Ein echter Musiker mit Größe würde einen nicht ganz so talentierten Kollegen zur Seite nehmen und ihm sagen, was er falsch macht und was er vielleicht besser machen kann. Aber mit Größe zeigen hat es RTL von Hause aus ja nicht so und das pseudofachmännische Personal der Show käme ja auch nur halb so witzig rüber, würde man es dort mit Ernsthaftigkeit, Professionalität oder ernstgemeinter, hilfreicher Kritik probieren. Das einzige was da kritisch ist, ist der Geisteszustand einzelner Selbstdarsteller. Auf der anderen Seite wäre es ja auch keine Show, die ein Millionenpublikum an sich bindet, wenn das Konzept irgendwen weiterbringen würde.

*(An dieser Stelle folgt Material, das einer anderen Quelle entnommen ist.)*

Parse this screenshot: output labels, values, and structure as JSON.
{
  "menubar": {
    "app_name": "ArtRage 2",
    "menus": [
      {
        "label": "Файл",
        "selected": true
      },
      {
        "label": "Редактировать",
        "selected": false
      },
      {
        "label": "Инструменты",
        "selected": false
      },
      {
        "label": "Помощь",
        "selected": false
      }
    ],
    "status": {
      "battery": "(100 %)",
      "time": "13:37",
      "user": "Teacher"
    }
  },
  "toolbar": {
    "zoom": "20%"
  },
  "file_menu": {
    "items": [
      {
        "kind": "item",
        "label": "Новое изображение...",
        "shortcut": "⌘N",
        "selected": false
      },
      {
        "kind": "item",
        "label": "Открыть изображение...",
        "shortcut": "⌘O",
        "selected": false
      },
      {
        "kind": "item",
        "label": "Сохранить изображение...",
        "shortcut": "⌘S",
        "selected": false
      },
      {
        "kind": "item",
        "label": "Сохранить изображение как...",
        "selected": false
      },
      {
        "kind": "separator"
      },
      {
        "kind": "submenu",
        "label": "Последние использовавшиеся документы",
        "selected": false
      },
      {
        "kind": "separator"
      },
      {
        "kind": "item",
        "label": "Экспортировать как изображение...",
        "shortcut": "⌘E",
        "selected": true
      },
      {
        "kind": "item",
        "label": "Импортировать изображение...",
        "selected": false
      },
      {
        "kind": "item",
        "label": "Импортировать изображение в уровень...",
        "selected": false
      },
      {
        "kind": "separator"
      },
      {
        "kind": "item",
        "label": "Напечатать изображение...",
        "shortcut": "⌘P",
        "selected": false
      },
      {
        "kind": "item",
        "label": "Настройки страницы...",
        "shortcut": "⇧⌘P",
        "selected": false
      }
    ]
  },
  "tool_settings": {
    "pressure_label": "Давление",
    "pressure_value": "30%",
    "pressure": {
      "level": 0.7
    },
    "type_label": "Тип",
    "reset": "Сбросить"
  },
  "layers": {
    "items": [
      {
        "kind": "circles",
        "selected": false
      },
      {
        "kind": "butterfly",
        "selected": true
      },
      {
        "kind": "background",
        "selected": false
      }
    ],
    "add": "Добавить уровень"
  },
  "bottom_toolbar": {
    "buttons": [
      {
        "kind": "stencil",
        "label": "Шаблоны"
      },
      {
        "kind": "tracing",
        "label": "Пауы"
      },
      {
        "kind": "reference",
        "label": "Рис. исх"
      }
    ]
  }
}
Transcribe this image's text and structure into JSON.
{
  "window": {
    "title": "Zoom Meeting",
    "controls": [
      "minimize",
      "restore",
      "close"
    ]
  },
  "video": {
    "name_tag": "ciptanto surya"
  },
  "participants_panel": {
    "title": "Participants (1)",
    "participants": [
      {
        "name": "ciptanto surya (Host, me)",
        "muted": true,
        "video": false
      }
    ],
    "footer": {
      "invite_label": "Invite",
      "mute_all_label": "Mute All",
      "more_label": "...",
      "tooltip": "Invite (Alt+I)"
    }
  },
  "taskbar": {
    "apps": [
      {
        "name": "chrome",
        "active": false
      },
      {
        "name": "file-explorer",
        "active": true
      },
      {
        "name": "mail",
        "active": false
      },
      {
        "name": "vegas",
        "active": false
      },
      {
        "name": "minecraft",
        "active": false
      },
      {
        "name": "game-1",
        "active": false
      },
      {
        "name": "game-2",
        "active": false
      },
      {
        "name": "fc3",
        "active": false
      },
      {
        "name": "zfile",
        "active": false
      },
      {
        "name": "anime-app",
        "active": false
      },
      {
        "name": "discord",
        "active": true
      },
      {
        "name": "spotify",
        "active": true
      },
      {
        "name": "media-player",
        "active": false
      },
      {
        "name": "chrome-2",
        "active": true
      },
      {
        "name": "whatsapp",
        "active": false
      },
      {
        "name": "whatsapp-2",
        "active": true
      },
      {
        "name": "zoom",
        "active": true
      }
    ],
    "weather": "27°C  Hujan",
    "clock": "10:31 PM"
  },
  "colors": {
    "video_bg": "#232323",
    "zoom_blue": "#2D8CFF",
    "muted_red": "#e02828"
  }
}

Da widmet man Sängerinnen und Sängern, denen im Freundeskreis wohl niemand sagt, dass das mit der Singerei nix wird und die sich beim Casting kräftig in den Tönen vergriffen haben, viele viele Sendeminuten, um sie vorzuführen und der Lächerlichkeit preiszugeben. Ein bisschen Spaß muss sein, auch wenn das Niveau schon in den streng riechenden Teil südlich der Gürtellinie abgesackt ist. Und da köpfen wir gleich die nächste Pulle Sekt, denn seit 15 Jahren liefert man fleißig die Steilvorlagen und hilfreiche Tipps für das tägliche Mobbing in Schule und Büro. Wenn die das im Fernsehen schon machen, können das Kevin, Schackeline und Zellien in der 8b doch auch. Bildungsfernsehen für Misanthropen und solche, die es noch werden wollen. Es lebe die Oberflächlichkeit in unserer pittoresken neuen Welt.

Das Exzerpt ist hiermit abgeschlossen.